[ESM] support attention API #40370

zucchini-nlp · 2025-08-22T09:54:45Z

What does this PR do?

Addresses #34954 and updates ESM to supports attention API and modeling outputs

zucchini-nlp · 2025-08-22T09:54:52Z

run-slow: esm

zucchini-nlp · 2025-08-22T09:56:03Z

run-slow: esm

github-actions · 2025-08-22T09:57:22Z

This comment contains run-slow, running the specified jobs:

models: ['models/esm']
quantizations: [] ...

HuggingFaceDocBuilderDev · 2025-08-22T10:05:15Z

The docs for this PR live here. All of your documentation changes will be reflected on that endpoint. The docs are available until 30 days after the last update.

zucchini-nlp · 2025-08-22T10:31:35Z

run-slow: esm, evolla

github-actions · 2025-08-22T10:32:57Z

This comment contains run-slow, running the specified jobs:

models: ['models/esm', 'models/evolla']
quantizations: [] ...

vasqu

Some initial thoughts, it would be nice if we could align things with #38301 as we can then refactor things more easily afterwards.

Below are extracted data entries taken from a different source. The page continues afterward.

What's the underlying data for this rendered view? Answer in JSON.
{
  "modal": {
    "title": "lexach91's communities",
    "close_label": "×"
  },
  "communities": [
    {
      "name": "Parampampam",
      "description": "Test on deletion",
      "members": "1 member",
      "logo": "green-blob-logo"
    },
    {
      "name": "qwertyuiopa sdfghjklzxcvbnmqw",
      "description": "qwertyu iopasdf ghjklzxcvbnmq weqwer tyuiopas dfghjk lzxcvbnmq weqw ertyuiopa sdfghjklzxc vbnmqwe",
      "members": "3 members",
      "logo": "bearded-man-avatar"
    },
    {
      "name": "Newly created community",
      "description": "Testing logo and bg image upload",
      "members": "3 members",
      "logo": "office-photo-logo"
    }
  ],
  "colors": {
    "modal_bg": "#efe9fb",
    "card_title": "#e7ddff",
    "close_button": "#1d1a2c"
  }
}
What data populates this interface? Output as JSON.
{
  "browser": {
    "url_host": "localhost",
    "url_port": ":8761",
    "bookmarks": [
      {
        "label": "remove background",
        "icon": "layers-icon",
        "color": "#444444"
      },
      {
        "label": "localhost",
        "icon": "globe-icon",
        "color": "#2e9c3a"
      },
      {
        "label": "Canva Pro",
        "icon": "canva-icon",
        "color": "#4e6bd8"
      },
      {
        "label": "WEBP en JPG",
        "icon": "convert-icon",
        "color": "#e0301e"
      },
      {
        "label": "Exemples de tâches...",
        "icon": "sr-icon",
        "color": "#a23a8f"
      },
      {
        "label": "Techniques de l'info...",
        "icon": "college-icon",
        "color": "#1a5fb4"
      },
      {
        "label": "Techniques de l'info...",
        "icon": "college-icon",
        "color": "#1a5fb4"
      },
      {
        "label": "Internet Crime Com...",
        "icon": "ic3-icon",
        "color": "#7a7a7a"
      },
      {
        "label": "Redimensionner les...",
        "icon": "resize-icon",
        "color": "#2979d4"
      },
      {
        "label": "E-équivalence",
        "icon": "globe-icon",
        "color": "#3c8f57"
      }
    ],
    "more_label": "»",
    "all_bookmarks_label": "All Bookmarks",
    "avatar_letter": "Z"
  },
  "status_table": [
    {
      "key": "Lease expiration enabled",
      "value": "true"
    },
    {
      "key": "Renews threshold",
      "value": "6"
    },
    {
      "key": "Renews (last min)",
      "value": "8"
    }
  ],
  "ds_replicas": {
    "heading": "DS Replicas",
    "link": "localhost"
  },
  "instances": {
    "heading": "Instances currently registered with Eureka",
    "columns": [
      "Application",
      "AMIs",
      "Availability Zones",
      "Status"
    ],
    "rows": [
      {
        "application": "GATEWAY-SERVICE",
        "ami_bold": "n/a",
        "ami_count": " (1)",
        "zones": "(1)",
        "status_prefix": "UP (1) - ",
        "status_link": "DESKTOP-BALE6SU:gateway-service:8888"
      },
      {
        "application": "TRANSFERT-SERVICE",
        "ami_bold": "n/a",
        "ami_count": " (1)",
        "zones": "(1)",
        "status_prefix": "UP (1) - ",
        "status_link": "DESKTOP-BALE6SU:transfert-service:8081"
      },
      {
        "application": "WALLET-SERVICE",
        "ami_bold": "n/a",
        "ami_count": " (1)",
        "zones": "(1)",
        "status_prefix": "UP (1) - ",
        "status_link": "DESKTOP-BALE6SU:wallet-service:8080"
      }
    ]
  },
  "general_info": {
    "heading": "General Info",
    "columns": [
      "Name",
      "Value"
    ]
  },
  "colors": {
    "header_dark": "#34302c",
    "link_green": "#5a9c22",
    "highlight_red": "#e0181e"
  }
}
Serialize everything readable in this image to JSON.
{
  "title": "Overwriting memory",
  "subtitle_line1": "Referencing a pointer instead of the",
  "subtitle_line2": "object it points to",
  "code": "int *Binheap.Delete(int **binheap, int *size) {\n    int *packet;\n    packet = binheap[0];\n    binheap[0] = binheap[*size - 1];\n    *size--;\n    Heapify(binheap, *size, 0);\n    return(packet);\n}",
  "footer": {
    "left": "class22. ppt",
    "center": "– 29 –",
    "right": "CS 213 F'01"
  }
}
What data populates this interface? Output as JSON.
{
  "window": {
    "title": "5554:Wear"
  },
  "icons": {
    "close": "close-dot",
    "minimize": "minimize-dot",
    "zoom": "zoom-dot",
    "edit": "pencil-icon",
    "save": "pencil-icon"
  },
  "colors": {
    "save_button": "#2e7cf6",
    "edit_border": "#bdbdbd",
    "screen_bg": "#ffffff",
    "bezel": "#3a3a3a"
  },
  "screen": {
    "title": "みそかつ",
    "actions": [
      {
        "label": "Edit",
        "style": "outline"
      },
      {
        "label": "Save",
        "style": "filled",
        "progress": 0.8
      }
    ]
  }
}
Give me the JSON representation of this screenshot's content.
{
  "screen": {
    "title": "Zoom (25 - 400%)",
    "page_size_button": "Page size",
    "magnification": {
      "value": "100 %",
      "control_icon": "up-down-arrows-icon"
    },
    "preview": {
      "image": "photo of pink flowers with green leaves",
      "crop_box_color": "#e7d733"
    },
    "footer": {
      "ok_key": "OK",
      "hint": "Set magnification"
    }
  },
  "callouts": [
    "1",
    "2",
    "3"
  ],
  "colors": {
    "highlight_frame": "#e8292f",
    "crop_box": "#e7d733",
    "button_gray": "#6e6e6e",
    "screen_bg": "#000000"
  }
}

src/transformers/models/evolla/modeling_evolla.py

src/transformers/models/esm/modeling_esm.py

vasqu · 2025-08-22T11:03:29Z

src/transformers/models/esm/modeling_esm.py

+        if self.config._attn_implementation != "flash_attention_2":
+            batch_size, seq_length = inputs_embeds.shape[:-1]
+            if attention_mask is None:
+                attention_mask = torch.ones(((batch_size, seq_length)), device=inputs_embeds.device)

-        else:
-            # We can provide a self-attention mask of dimensions [batch_size, from_seq_length, to_seq_length]
-            # ourselves in which case we just need to make it broadcastable to all heads.
-            extended_attention_mask: torch.Tensor = self.get_extended_attention_mask(attention_mask, input_shape)
+            attention_mask: torch.Tensor = self.get_extended_attention_mask(
+                attention_mask, input_shape=(batch_size, seq_length)
+            )

        # If a 2D or 3D attention mask is provided for the cross-attention
        # we need to make broadcastable to [batch_size, num_heads, seq_length, seq_length]
        if self.config.is_decoder and encoder_hidden_states is not None:
            encoder_batch_size, encoder_sequence_length, _ = encoder_hidden_states.size()
            encoder_hidden_shape = (encoder_batch_size, encoder_sequence_length)
            if encoder_attention_mask is None:
-                encoder_attention_mask = torch.ones(encoder_hidden_shape, device=device)
+                encoder_attention_mask = torch.ones(encoder_hidden_shape, device=inputs_embeds.device)
            encoder_extended_attention_mask = self.invert_attention_mask(encoder_attention_mask)
        else:
            encoder_extended_attention_mask = None


Can we align mask creation to the same as in #38301

It will make refactoring easier and the mask creations are "more proven".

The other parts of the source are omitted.